Marina foi assediada no dia em que faria a graduação em Muay Thai Imagem: Arquivo Pessoal

Talyta Vespa

Do UOL, em São Paulo

08/03/2020 04h00

A designer Marina, de 32 anos, lembra com detalhes do dia em que passou, pela primeira vez, por um exame de graduação no Muay Thai. O evento aconteceu há sete anos e a lembrança, ela conta, tem pouco a ver com a alegria da formatura. Durante a prova, cujo aquecimento era uma corrida de rua de oito quilômetros, ela e duas colegas foram assediadas por dois homens.

"Éramos vinte lutadores fazendo a prova. Só que o percurso, para iniciantes, era um pouco menor. Então saímos para correr em grupo, ainda no aquecimento. Em um determinado momento, eu e mais duas atletas ficamos para trás, já que o resto do grupo deveria fazer o caminho mais longo e, depois, alcançar-nos. Foi aí que o pavor começou", relembra.

"Eu vestia um shorts larguinho e um de lycra colado, mais comprido, por baixo. E regata por cima do top exatamente por medo de sair só de top na rua. De repente, um carro com dois homens saiu da faixa da esquerda e se aproximou da calçada. Os dois começaram a seguir a gente, em velocidade reduzida, e a gritar 'Gostosas, hein? E esse shortinho? Vem lutar comigo'. Foi daí para baixo, por alguns minutos", diz.

"Eu senti um medo muito grande e demorei muito para assumir isso. Acho que é a primeira vez que assumo, porque, para mim, é um parto assumir fragilidade. Sinto que tenho obrigação de ser forte, e nem sempre é assim. Aquilo me deixou com tanto medo que, até hoje, lembro de todos os detalhes desse dia: os dois dirigiam uma Fiorino, daquelas com baú atrás, que eu achava o tempo todo que seria jogada ali dentro. O motorista tinha barba, e ambos vestiam uma camisa azul com uma faixa vermelha no braço. Foi apavorante. Assim que os demais atletas nos alcançaram, esses caras voltaram para a faixa da esquerda e foram embora. Foi horrível".

O caso de Marina não é isolado. Segundo uma pesquisa da Opinion Box encomendada pela rede de academias Smart Fit, 54,4% das atletas já sofreu assédio durante ou a caminho dos treinos.

"Quer leitinho?"

Tatiana Moreira, 25 anos, jornalista Imagem: Arquivo Pessoal

Foi o que aconteceu com a jornalista Tatiana Moreira, de 25 anos. Ela, assim como 61,3% das mulheres, deixa, constantemente, de usar roupas confortáveis e frescas por medo de, mais uma vez, ser violentada durante o treino. "Eu fazia meu treino de corrida, um cooper, mesmo, em uma praça perto da minha casa, em São Paulo, quando um caminhão-baú passou por mim", relembra.
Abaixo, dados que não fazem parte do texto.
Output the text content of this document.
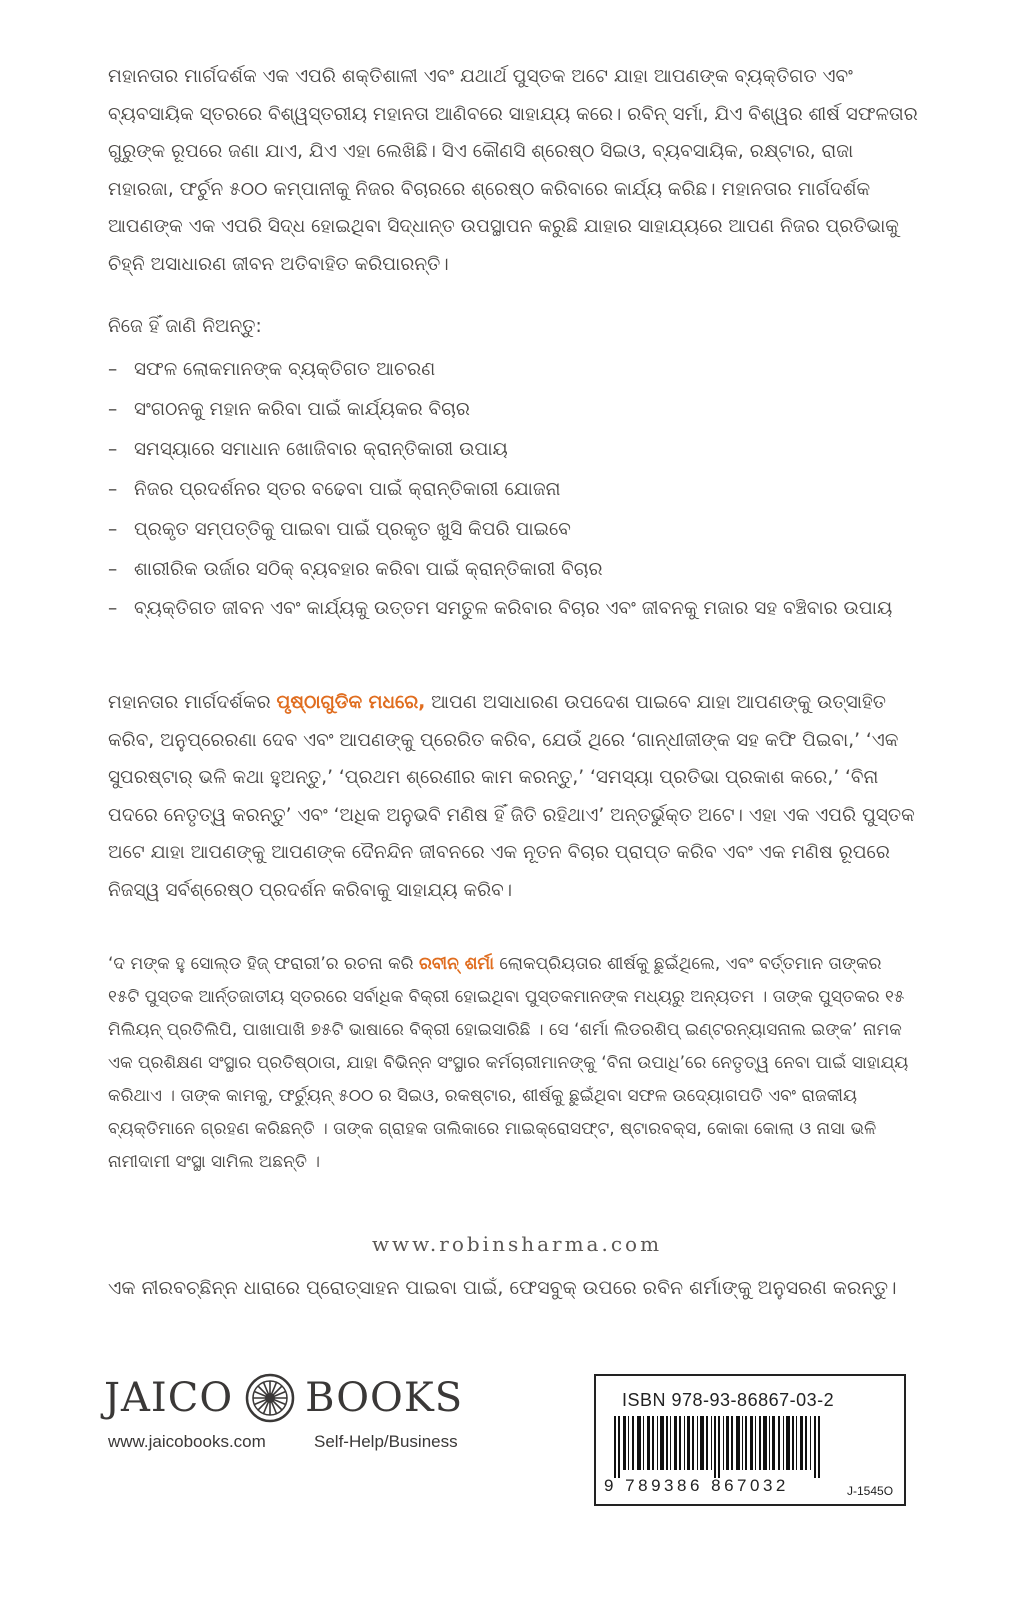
ମହାନତାର ମାର୍ଗଦର୍ଶକ ଏକ ଏପରି ଶକ୍ତିଶାଳୀ ଏବଂ ଯଥାର୍ଥ ପୁସ୍ତକ ଅଟେ ଯାହା ଆପଣଙ୍କ ବ୍ୟକ୍ତିଗତ ଏବଂ ବ୍ୟବସାୟିକ ସ୍ତରରେ ବିଶ୍ୱସ୍ତରୀୟ ମହାନତା ଆଣିବରେ ସାହାଯ୍ୟ କରେ। ରବିନ୍ ସର୍ମା, ଯିଏ ବିଶ୍ୱର ଶୀର୍ଷ ସଫଳତାର ଗୁରୁଙ୍କ ରୂପରେ ଜଣା ଯାଏ, ଯିଏ ଏହା ଲେଖିଛି। ସିଏ କୌଣସି ଶ୍ରେଷ୍ଠ ସିଇଓ, ବ୍ୟବସାୟିକ, ରକ୍ଷ୍ଟାର, ରାଜା ମହାରଜା, ଫର୍ଚୁନ ୫୦୦ କମ୍ପାନୀକୁ ନିଜର ବିଚାରରେ ଶ୍ରେଷ୍ଠ କରିବାରେ କାର୍ଯ୍ୟ କରିଛ। ମହାନତାର ମାର୍ଗଦର୍ଶକ ଆପଣଙ୍କ ଏକ ଏପରି ସିଦ୍ଧ ହୋଇଥିବା ସିଦ୍ଧାନ୍ତ ଉପସ୍ଥାପନ କରୁଛି ଯାହାର ସାହାଯ୍ୟରେ ଆପଣ ନିଜର ପ୍ରତିଭାକୁ ଚିହ୍ନି ଅସାଧାରଣ ଜୀବନ ଅତିବାହିତ କରିପାରନ୍ତି।

ନିଜେ ହିଁ ଜାଣି ନିଅନ୍ତୁ:

– ସଫଳ ଲୋକମାନଙ୍କ ବ୍ୟକ୍ତିଗତ ଆଚରଣ
– ସଂଗଠନକୁ ମହାନ କରିବା ପାଇଁ କାର୍ଯ୍ୟକର ବିଚାର
– ସମସ୍ୟାରେ ସମାଧାନ ଖୋଜିବାର କ୍ରାନ୍ତିକାରୀ ଉପାୟ
– ନିଜର ପ୍ରଦର୍ଶନର ସ୍ତର ବଢେବା ପାଇଁ କ୍ରାନ୍ତିକାରୀ ଯୋଜନା
– ପ୍ରକୃତ ସମ୍ପତ୍ତିକୁ ପାଇବା ପାଇଁ ପ୍ରକୃତ ଖୁସି କିପରି ପାଇବେ
– ଶାରୀରିକ ଉର୍ଜାର ସଠିକ୍ ବ୍ୟବହାର କରିବା ପାଇଁ କ୍ରାନ୍ତିକାରୀ ବିଚାର
– ବ୍ୟକ୍ତିଗତ ଜୀବନ ଏବଂ କାର୍ଯ୍ୟକୁ ଉତ୍ତମ ସମତୁଳ କରିବାର ବିଚାର ଏବଂ ଜୀବନକୁ ମଜାର ସହ ବଞ୍ଚିବାର ଉପାୟ

ମହାନତାର ମାର୍ଗଦର୍ଶକର ପୃଷ୍ଠାଗୁଡିକ ମଧରେ, ଆପଣ ଅସାଧାରଣ ଉପଦେଶ ପାଇବେ ଯାହା ଆପଣଙ୍କୁ ଉତ୍ସାହିତ କରିବ, ଅନୁପ୍ରେରଣା ଦେବ ଏବଂ ଆପଣଙ୍କୁ ପ୍ରେରିତ କରିବ, ଯେଉଁ ଥିରେ ‘ଗାନ୍ଧୀଜୀଙ୍କ ସହ କଫି ପିଇବା,’ ‘ଏକ ସୁପରଷ୍ଟାର୍ ଭଳି କଥା ହୁଅନ୍ତୁ,’ ‘ପ୍ରଥମ ଶ୍ରେଣୀର କାମ କରନ୍ତୁ,’ ‘ସମସ୍ୟା ପ୍ରତିଭା ପ୍ରକାଶ କରେ,’ ‘ବିନା ପଦରେ ନେତୃତ୍ୱ କରନ୍ତୁ’ ଏବଂ ‘ଅଧିକ ଅନୁଭବି ମଣିଷ ହିଁ ଜିତି ରହିଥାଏ’ ଅନ୍ତର୍ଭୁକ୍ତ ଅଟେ। ଏହା ଏକ ଏପରି ପୁସ୍ତକ ଅଟେ ଯାହା ଆପଣଙ୍କୁ ଆପଣଙ୍କ ଦୈନନ୍ଦିନ ଜୀବନରେ ଏକ ନୂତନ ବିଚାର ପ୍ରାପ୍ତ କରିବ ଏବଂ ଏକ ମଣିଷ ରୂପରେ ନିଜସ୍ୱ ସର୍ବଶ୍ରେଷ୍ଠ ପ୍ରଦର୍ଶନ କରିବାକୁ ସାହାଯ୍ୟ କରିବ।

‘ଦ ମଙ୍କ ହୁ ସୋଲ୍ଡ ହିଜ୍ ଫରାରୀ’ର ରଚନା କରି ରବୀନ୍ ଶର୍ମା ଲୋକପ୍ରିୟତାର ଶୀର୍ଷକୁ ଛୁଇଁଥିଲେ, ଏବଂ ବର୍ତ୍ତମାନ ତାଙ୍କର ୧୫ଟି ପୁସ୍ତକ ଆର୍ନ୍ତଜାତୀୟ ସ୍ତରରେ ସର୍ବାଧିକ ବିକ୍ରୀ ହୋଇଥିବା ପୁସ୍ତକମାନଙ୍କ ମଧ୍ୟରୁ ଅନ୍ୟତମ । ତାଙ୍କ ପୁସ୍ତକର ୧୫ ମିଲିୟନ୍ ପ୍ରତିଲିପି, ପାଖାପାଖି ୭୫ଟି ଭାଷାରେ ବିକ୍ରୀ ହୋଇସାରିଛି । ସେ ‘ଶର୍ମା ଲିଡରଶିପ୍ ଇଣ୍ଟରନ୍ୟାସନାଲ ଇଙ୍କ’ ନାମକ ଏକ ପ୍ରଶିକ୍ଷଣ ସଂସ୍ଥାର ପ୍ରତିଷ୍ଠାତା, ଯାହା ବିଭିନ୍ନ ସଂସ୍ଥାର କର୍ମଚାରୀମାନଙ୍କୁ ‘ବିନା ଉପାଧି’ରେ ନେତୃତ୍ୱ ନେବା ପାଇଁ ସାହାଯ୍ୟ କରିଥାଏ । ତାଙ୍କ କାମକୁ, ଫର୍ଚ୍ୟୁନ୍ ୫୦୦ ର ସିଇଓ, ରକଷ୍ଟାର, ଶୀର୍ଷକୁ ଛୁଇଁଥିବା ସଫଳ ଉଦ୍ୟୋଗପତି ଏବଂ ରାଜକୀୟ ବ୍ୟକ୍ତିମାନେ ଗ୍ରହଣ କରିଛନ୍ତି । ତାଙ୍କ ଗ୍ରାହକ ତାଲିକାରେ ମାଇକ୍ରୋସଫ୍ଟ, ଷ୍ଟାରବକ୍ସ, କୋକା କୋଲା ଓ ନାସା ଭଳି ନାମୀଦାମୀ ସଂସ୍ଥା ସାମିଲ ଅଛନ୍ତି ।

www.robinsharma.com
ଏକ ନୀରବଚ୍ଛିନ୍ନ ଧାରାରେ ପ୍ରୋତ୍ସାହନ ପାଇବା ପାଇଁ, ଫେସବୁକ୍ ଉପରେ ରବିନ ଶର୍ମାଙ୍କୁ ଅନୁସରଣ କରନ୍ତୁ।
JAICO BOOKS
www.jaicobooks.com	Self-Help/Business
ISBN 978-93-86867-03-2
9 789386 867032	J-1545O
"Nele, havia dois homens. Eles começaram a dizer coisas horríveis para mim, a comentar sobre o meu corpo. Como sempre que isso acontece, continuei correndo e fingi que não estava ouvindo. Eles continuaram me seguindo, dentro do veículo, até que um deles se irritou e gritou: 'Quer leitinho? Então toma', e arremessou uma caixinha de leite em mim. Sujou toda a minha perna e meu tênis, eu fiquei sem reação. Me senti suja, um lixo. Eu só queria treinar em paz", conta.

"Era sempre isso: parava para me alongar, vinha algum cara 'alonga aqui comigo'. É muito difícil, cara. Dentro da academia, pelo menos, é um ambiente fechado, então a gente espera que aconteça menos. Ainda assim, não é o caso. Com frequência, um homem me olhava de forma desrespeitosa na academia em que treino; tirava a aliança quando eu chegava, me chamava de 'linda' sem que eu tivesse dado qualquer intimidade. Passei a treinar com uma blusa amarrada na cintura de tanto desconforto", afirma.

"Vai, gostosa"

Jéssica Rossi, 29 anos, advogada Imagem: Arquivo Pessoal

Foi por causa de um constrangimento similar que a advogada Jéssica Rossi, de 29 anos, ficou quase dez sem praticar jiu jitsu —ela voltou há dois anos e, hoje, é faixa azul na modalidade. O motivo que a afastou do esporte por tanto tempo foi o assédio que sofreu por parte de seu treinador, quando tinha apenas 17 anos.

"Era o meu primeiro dia na academia. Eu nasci no interior do Rio de Janeiro, tinha acabado de chegar em São Paulo, era bastante inocente. Durante a aula, o professor me chamou para fazer uma técnica com ele e pediu que eu sentasse na montada [posição em que o atleta se senta sobre a barriga do outro, que está deitado de barriga para cima]. E ele foi pedindo que eu descesse mais até que chegasse na região íntima dele", relembra.

"Como eu nunca tinha treinado e era nova, obedeci, não entendi o que estava acontecendo ali. Até que ele começou a falar 'Vai, gostosa, nossa, que delícia, isso aí, mexe'. Eu fiquei transtornada, desbaratinei. Deveria ter denunciado e enchido a cara dele de porrada, mas me senti tão coagida que nem pensei nisso. Se acontecesse comigo hoje, eu, certamente, o faria. Na hora, saí de cima dele, inventei uma desculpa e nunca mais voltei para a academia", conta.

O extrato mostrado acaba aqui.